-
Uległość - jest taka gra. Odcinek drugi.
Data: 10.08.2020, Autor: AnnaKowalska, Źródło: Lol24
... Była wstanie nabrać na palce tej mieszaniny podniecenia, strachu i wstydu. Złożonej z wody, mocznika, kwasu mlekowego... Ponownie położyła plecy na fotelu. Uniosła nogi i odstawiła na krawędź stołu. Obie dłonie powędrowały między uda. Palce wskazujące zanurzyły się we wnętrzu pochwy. Przyciskane do ścianek zaczęły masaż rozciągający. Wierciły się w niej. Wchodziły głęboko i wracały na zewnątrz. Przesuwały w poziomie pocierając nabrzmiałe, śliskie wargi. Lewa ręka zajęła się łechtaczką, prawej używać zaczęła do penetracji. Napięła się jak struna. To spowodowało jeszcze większą ciasnotę wewnątrz ciała. Musiała się teraz dosłownie przebijać przez swoje mięśnie. To i bolało, i podniecało. Przyjemność mieszała się z udręką. Bardzo chciała skończyć. Mieć to już za sobą. I tak samo mocno jak chciała, tak daleka była od celu. Nie mogła się skupić. Nie potrafiła rozluźnić. Nie wiedziała jak sobie pomóc. Jak dojść do tego, żeby dojść. Postanowiła zacząć od początku. Dłonie na kolana. Palce ciągnięte po wewnętrznej stronie ud. Zatrzymane w pachwinach. Ścisnęła mocno ze sobą kolana. Wyciągnęła powoli ręce, drażniąc łechtaczkę. Nie rozsuwając kolan ponownie ...
... zaczęła wciskać dłoń między nogi. Prawą. Wszystkie palce, w jednej poziomej linii zaczęły jeździć po jej kroczu.
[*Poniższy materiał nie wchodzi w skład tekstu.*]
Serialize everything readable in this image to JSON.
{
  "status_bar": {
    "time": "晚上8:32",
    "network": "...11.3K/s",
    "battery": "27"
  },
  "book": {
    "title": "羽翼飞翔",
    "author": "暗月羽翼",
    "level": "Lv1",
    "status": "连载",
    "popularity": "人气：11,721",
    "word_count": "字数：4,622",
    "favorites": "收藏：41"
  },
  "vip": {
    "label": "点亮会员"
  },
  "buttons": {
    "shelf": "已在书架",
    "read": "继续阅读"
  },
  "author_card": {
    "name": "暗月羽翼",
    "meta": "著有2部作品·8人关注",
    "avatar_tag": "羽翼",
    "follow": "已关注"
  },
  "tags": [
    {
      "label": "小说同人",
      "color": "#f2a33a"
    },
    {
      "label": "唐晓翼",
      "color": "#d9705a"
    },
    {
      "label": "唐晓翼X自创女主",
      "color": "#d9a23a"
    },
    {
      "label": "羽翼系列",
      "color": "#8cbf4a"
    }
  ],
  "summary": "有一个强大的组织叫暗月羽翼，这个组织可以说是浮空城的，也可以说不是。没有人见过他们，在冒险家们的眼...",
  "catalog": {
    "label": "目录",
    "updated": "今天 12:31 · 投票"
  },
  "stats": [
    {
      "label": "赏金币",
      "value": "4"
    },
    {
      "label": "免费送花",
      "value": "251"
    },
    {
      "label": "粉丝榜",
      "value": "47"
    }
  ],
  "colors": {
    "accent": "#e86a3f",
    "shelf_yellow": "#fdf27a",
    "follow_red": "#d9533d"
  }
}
Przyciskać śliskie wargi, ocierać się o wilgotną łechtaczkę. Z góry na dół coraz szybciej i mocniej. Rozłożyła nogi. Dwa palce zanurzyły się w niej i musiała jęknąć. Jak zaczęła, nie potrafiła już przestać. Jęczała coraz częściej i głośniej. I nie przerywała penetracji. Raz głęboko po końce palców, raz płytko zatrzymując się w przedsionku pochwy. Obracała swój nadgarstek, aby opuszkami ocierać się o ścianki. Dociskać do nich. Intensywnie i mocno, albo delikatnie, subtelnie. Głaszcząc jedynie komórki nabłonka. Wpadła w trans. Uniosła biodra. Teraz, albo nigdy. Jej palce przestały błądzić i przy tej szybkości mogły się tylko poruszać. Do przodu i do tyłu. Popychanej jej determinacją. Szarpana lewą ręką łechtaczka, była maksymalnie ukrwiona i przy każdym dotknięciu zbliżała ją do celu. Wreszcie napięła mięśnie po raz ostatni. Stopy zaczęły się wrzynać w kant stołu, pupa uniosła mocno ponad fotel... Adą zaczęły szarpać spazmy orgazmu. Dyszała głośno i ciężko. Ścisnęła uda... - Dobranoc Ada. - Bez jednego więcej słowa, Pan się rozłączył.